No dia do assassinato de Alexandre II, tinha acabado de assinar um decreto que definia a criação de uma comissão consultiva com poderes para aconselhar o monarca. No entanto, quando subiu ao trono, Alexandre III, seguindo o conselho de Pobedonostsev, seu amigo pessoal, decidiu cancelar o decreto antes da sua publicação, deixando bem claro que o sistema de governo autocrático não seria limitado. Todas as reformas internas levadas a cabo por Alexandre III tiveram como objetivo reverter as políticas liberais que foram implementadas durante o reinado do seu pai. O novo imperador acreditava que, ao manter-se fiel à Igreja Ortodoxa, à autocracia e ao nacionalismo (uma ideologia que tinha sido introduzida pelo seu avô, o czar Nicolau I), iria salvar a Rússia da agitação revolucionária. O ideal político de Alexandre era uma nação composta por uma única nacionalidade, língua e religião, assim como uma única forma de administração. Tentou levar a cabo esta ideia instituindo o ensino obrigatório da língua russa por todo o império, incluindo a súditos alemães, polacos e de outras nacionalidades que viviam na Rússia (com a exceção dos finlandeses), padronizando a Igreja Ortodoxa Oriental, destruindo o que restava das instituições alemãs, polacas e suecas em algumas províncias, e enfraquecendo o judaísmo através da política de perseguição aos judeus; esta legitimada através das "Leis de Maio", proposta pelo conde/ministro Nikolay Pavlovich Ignatyev, publicadas em 1882, que ditava a expulsão dos judeus dos povoados shtetl (permitido apenas nas colônias agrícolas judaicas, 1791-1917) e também restringiu as profissões que estes podiam exercer no Império Russo.

Relações externas

Alexandre desprezava aquilo que via como influência externa desnecessária em geral e influência alemã em particular, por isso adotou princípios tipicamente nacionalistas e tinha como ideal uma Rússia homogénea em língua, administração e religião.
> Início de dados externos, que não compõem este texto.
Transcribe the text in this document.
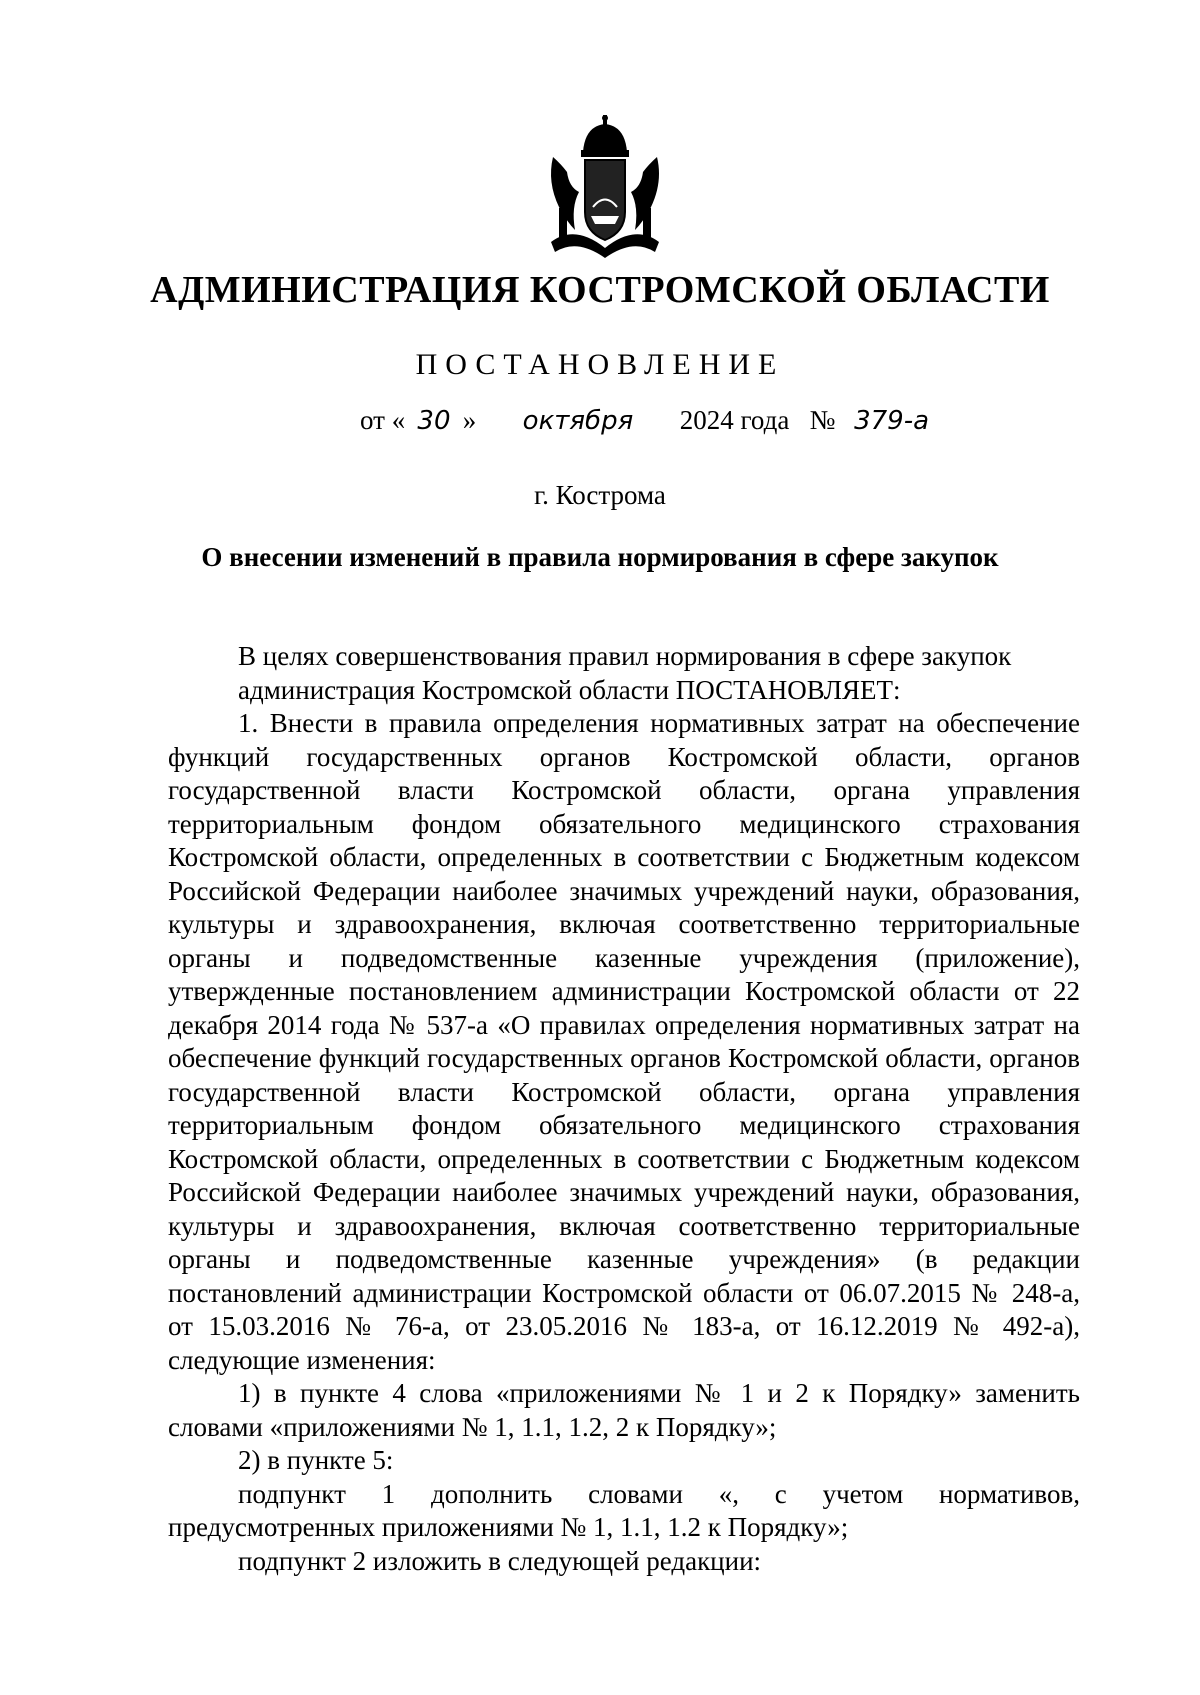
АДМИНИСТРАЦИЯ КОСТРОМСКОЙ ОБЛАСТИ
ПОСТАНОВЛЕНИЕ
от « 30 » октября 2024 года № 379-а
г. Кострома
О внесении изменений в правила нормирования в сфере закупок

В целях совершенствования правил нормирования в сфере закупок администрация Костромской области ПОСТАНОВЛЯЕТ:

1. Внести в правила определения нормативных затрат на обеспечение функций государственных органов Костромской области, органов государственной власти Костромской области, органа управления территориальным фондом обязательного медицинского страхования Костромской области, определенных в соответствии с Бюджетным кодексом Российской Федерации наиболее значимых учреждений науки, образования, культуры и здравоохранения, включая соответственно территориальные органы и подведомственные казенные учреждения (приложение), утвержденные постановлением администрации Костромской области от 22 декабря 2014 года № 537-а «О правилах определения нормативных затрат на обеспечение функций государственных органов Костромской области, органов государственной власти Костромской области, органа управления территориальным фондом обязательного медицинского страхования Костромской области, определенных в соответствии с Бюджетным кодексом Российской Федерации наиболее значимых учреждений науки, образования, культуры и здравоохранения, включая соответственно территориальные органы и подведомственные казенные учреждения» (в редакции постановлений администрации Костромской области от 06.07.2015 № 248-а, от 15.03.2016 № 76-а, от 23.05.2016 № 183-а, от 16.12.2019 № 492-а), следующие изменения:

1) в пункте 4 слова «приложениями № 1 и 2 к Порядку» заменить словами «приложениями № 1, 1.1, 1.2, 2 к Порядку»;

2) в пункте 5:

подпункт 1 дополнить словами «, с учетом нормативов, предусмотренных приложениями № 1, 1.1, 1.2 к Порядку»;

подпункт 2 изложить в следующей редакции:
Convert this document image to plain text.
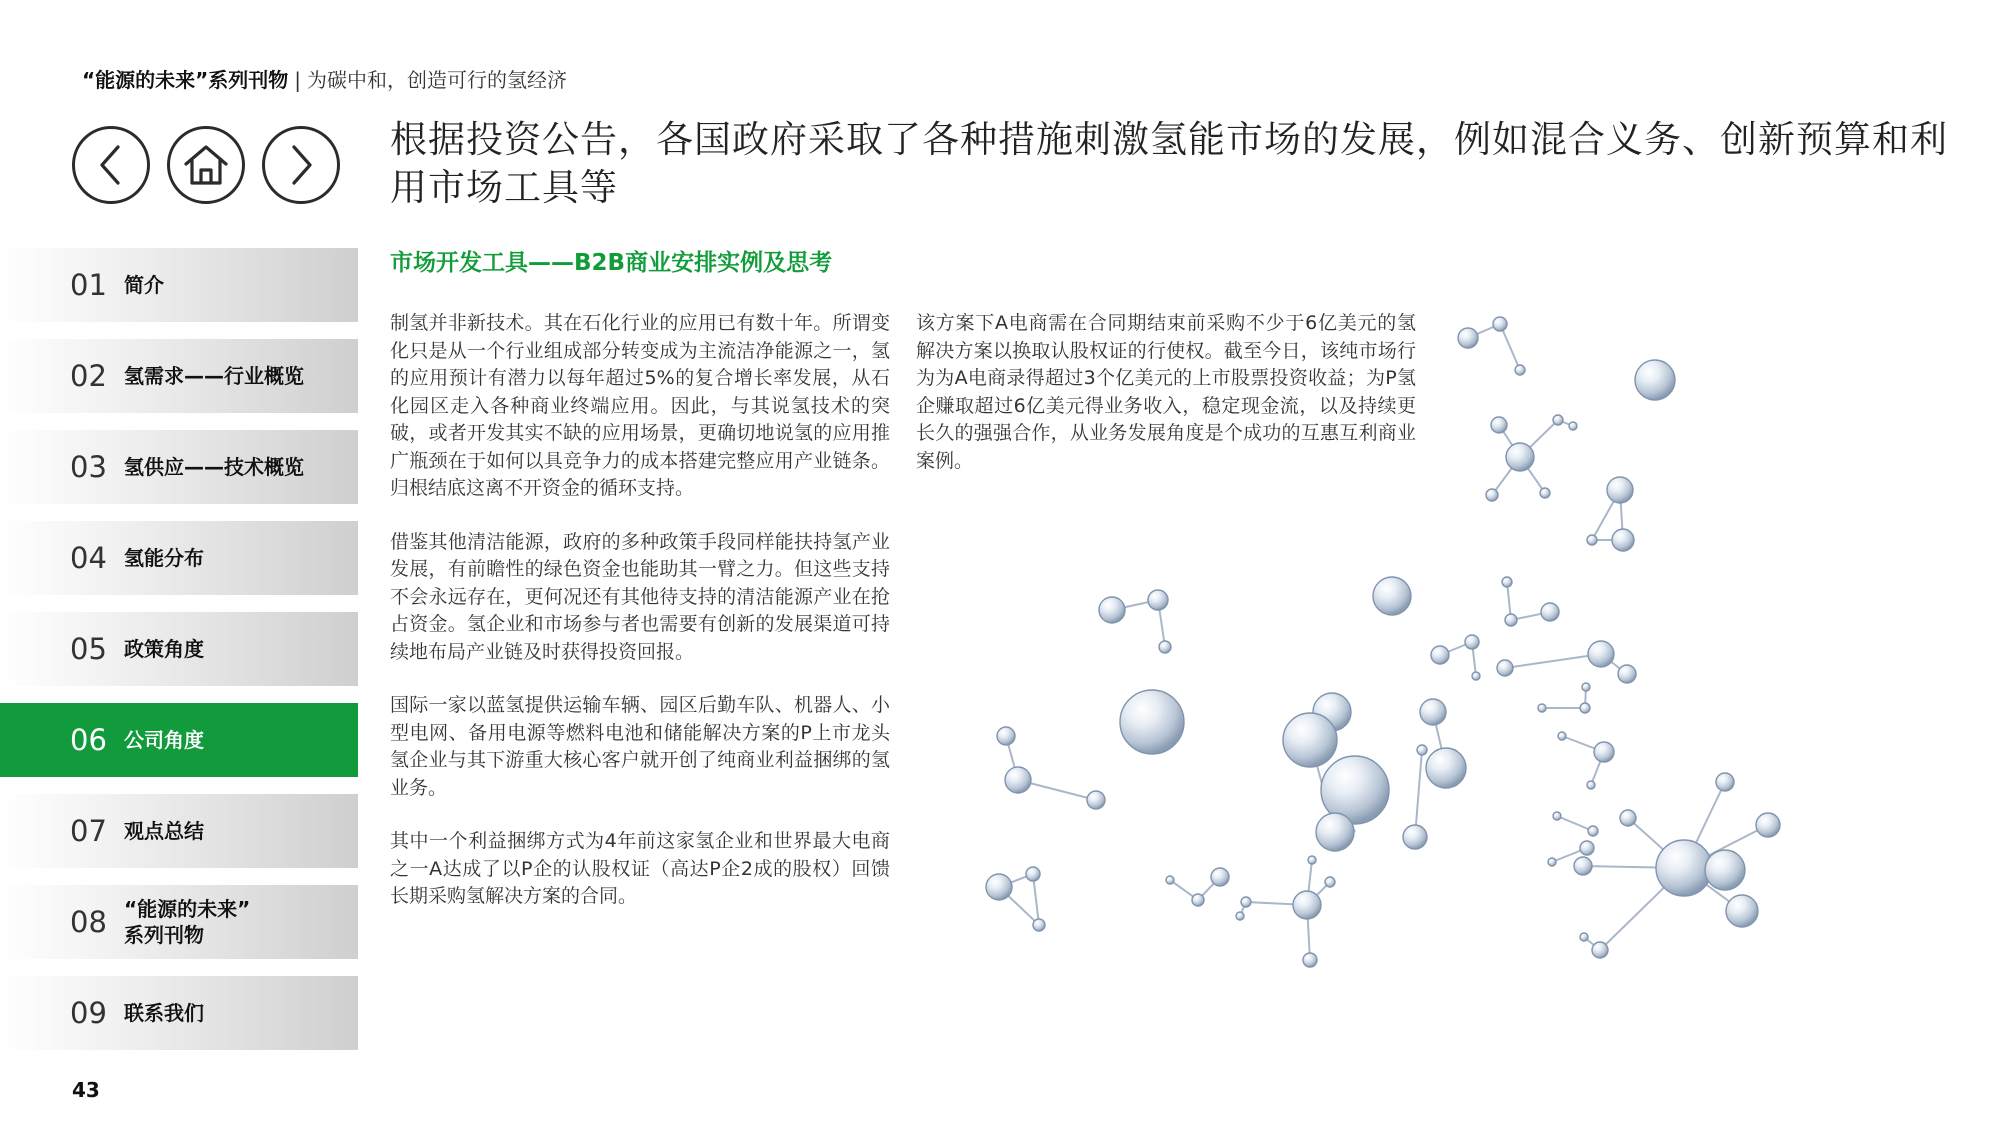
“能源的未来”系列刊物 | 为碳中和，创造可行的氢经济
根据投资公告，各国政府采取了各种措施刺激氢能市场的发展，例如混合义务、创新预算和利用市场工具等
01 简介
02 氢需求——行业概览
03 氢供应——技术概览
04 氢能分布
05 政策角度
06 公司角度
07 观点总结
08 “能源的未来”
系列刊物
09 联系我们
市场开发工具——B2B商业安排实例及思考

制氢并非新技术。其在石化行业的应用已有数十年。所谓变化只是从一个行业组成部分转变成为主流洁净能源之一，氢的应用预计有潜力以每年超过5%的复合增长率发展，从石化园区走入各种商业终端应用。因此，与其说氢技术的突破，或者开发其实不缺的应用场景，更确切地说氢的应用推广瓶颈在于如何以具竞争力的成本搭建完整应用产业链条。归根结底这离不开资金的循环支持。

借鉴其他清洁能源，政府的多种政策手段同样能扶持氢产业发展，有前瞻性的绿色资金也能助其一臂之力。但这些支持不会永远存在，更何况还有其他待支持的清洁能源产业在抢占资金。氢企业和市场参与者也需要有创新的发展渠道可持续地布局产业链及时获得投资回报。

国际一家以蓝氢提供运输车辆、园区后勤车队、机器人、小型电网、备用电源等燃料电池和储能解决方案的P上市龙头氢企业与其下游重大核心客户就开创了纯商业利益捆绑的氢业务。

其中一个利益捆绑方式为4年前这家氢企业和世界最大电商之一A达成了以P企的认股权证（高达P企2成的股权）回馈长期采购氢解决方案的合同。

该方案下A电商需在合同期结束前采购不少于6亿美元的氢解决方案以换取认股权证的行使权。截至今日，该纯市场行为为A电商录得超过3个亿美元的上市股票投资收益；为P氢企赚取超过6亿美元得业务收入，稳定现金流，以及持续更长久的强强合作，从业务发展角度是个成功的互惠互利商业案例。

43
Com tais ideais e inspirações, nunca conseguia concordar com o pai que, apesar de ser também patriota, tinha grandes simpatias com os alemães, utilizando frequentemente a língua alemã em conversas privadas, sendo várias vezes ridicularizado pelos seus exageros e excentricidades e por basear a sua política externa na melhoria das relações com o Reino da Prússia. Este antagonismo tornou-se público durante a Guerra Franco-Prussiana quando o czar Alexandre II da Rússia apoiou o governo prussiano enquanto o czarevich não escondeu as suas simpatias pelo governo francês. O antagonismo voltou a reaparecer numa moda intermitente durante os anos de 1875-1879 quando a "Questão do Oriente" causou grande entusiasmo entre a sociedade russa. No início, o czarevitch era mais eslavófilo do que o governo, mas a sua natureza pragmática protegeu-o de muitos exageros cometidos por outros e nenhuma das ilusões populares que o possam ter afetado ultrapassaram a sua própria observação da situação na Bulgária onde ele comandou uma parte do exército invasor.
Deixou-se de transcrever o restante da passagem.